Another inexplicable account is the strange phenomenon of the zombie-like ghouls of the No Man’s Land of the war. These ghoulish maniacs were said to haunt the empty tracts of war-torn land between sides, where no one dared to tread, where they prowled about looking for new victims. They were mostly said to be deserters who had wandered off into this crater blasted wasteland, and these defectors of all nationalities are said to have banded together out in the blood-soaked moonscape of the No Man’s Land to live underground in dim tunnels, where they went insane and began to emerge to kill, loot, and eat the fallen. Some thought they were not even human at all, but rather some sort of revenants or demons from Hell itself, but whatever they were the end result was always the same; these ghoulish creatures raiding fresh corpses to take their equipment and feast on their flesh, or even by some accounts attacking and killing soldiers from both sides of the fight.
One of the most sensational accounts of these mysterious figures was given in the book The Squadroon, and describes a whole platoon of soldiers walking across No Man’s Land only to be grabbed from below by unseen forces and pulled down one by one as if sucked into the earth itself amidst screams of pain and terror until there was no one left and no sign that anyone had been there at all. It has also been variously reported that the Allied forces took this threat seriously, going so far as to gas the whole area in a bid to kill off the freakish marauding thugs. I have written of this phenomenon in much more detail here at Mysterious Universe before, and although it stinks of a war legend born from the chaos of the battlefield and exaggerated at best, it is all still rather disturbing and spooky nonetheless.

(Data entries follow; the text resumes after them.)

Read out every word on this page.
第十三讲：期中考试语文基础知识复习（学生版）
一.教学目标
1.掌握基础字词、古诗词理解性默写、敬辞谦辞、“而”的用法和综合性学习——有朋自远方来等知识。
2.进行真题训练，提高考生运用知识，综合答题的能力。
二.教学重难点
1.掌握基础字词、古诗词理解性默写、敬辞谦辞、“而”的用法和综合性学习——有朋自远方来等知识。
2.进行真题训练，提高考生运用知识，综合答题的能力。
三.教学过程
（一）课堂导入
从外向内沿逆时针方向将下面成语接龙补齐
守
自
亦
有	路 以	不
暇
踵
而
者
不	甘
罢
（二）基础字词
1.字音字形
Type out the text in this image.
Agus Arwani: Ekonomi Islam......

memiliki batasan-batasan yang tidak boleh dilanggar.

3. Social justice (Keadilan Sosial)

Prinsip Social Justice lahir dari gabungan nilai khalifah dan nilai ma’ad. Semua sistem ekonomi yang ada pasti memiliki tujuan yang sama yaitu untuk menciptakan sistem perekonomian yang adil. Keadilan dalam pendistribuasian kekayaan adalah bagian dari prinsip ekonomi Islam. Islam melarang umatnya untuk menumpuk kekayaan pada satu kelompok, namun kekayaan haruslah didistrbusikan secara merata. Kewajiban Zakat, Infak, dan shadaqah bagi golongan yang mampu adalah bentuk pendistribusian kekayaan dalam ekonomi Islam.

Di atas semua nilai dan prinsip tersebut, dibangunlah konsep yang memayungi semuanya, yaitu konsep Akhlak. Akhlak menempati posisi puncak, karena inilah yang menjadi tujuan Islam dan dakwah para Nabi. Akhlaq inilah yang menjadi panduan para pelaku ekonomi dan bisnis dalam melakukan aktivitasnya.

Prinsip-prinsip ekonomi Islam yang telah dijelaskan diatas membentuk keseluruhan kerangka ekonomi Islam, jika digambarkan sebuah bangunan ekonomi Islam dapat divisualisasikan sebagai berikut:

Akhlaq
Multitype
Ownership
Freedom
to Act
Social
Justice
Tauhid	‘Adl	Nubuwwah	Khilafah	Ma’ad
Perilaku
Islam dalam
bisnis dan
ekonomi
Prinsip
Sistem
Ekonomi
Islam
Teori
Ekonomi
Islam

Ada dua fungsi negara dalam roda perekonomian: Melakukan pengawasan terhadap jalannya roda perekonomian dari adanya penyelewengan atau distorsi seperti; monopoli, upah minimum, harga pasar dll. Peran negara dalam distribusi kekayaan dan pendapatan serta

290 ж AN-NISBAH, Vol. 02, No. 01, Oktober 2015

From the depths of our darkest, shameful pieces of history, from among the fighting and death there often spring many such tales of the unexplained, yet the nature of the untamed chaos of war often makes it difficult to know which are perhaps factual and which are merely the mutated progeny of tired and addled minds consumed, demented and twisted by atrocities and fear. Peering through the fog of war it is often hard to differentiate fact from fiction, and the lines between where reality begins and feverish fantasy begins can become blurred. Making matters more complicated is that accurate records are often not kept of these anomalies, instead being spread through word of mouth and second or third hand accounts, and concrete sources can be elusive, not to mention the fact that these soldiers were there to fight, not chronicle the unexplained, making these oddities more of a distraction for them than anything else. These alleged events have become faded and obscured by history. It is quite possible we will never know to what extent any of these tales are real, but they continue to lurk there between the pages of history books, intriguing yet evasive as they stay in the shadows.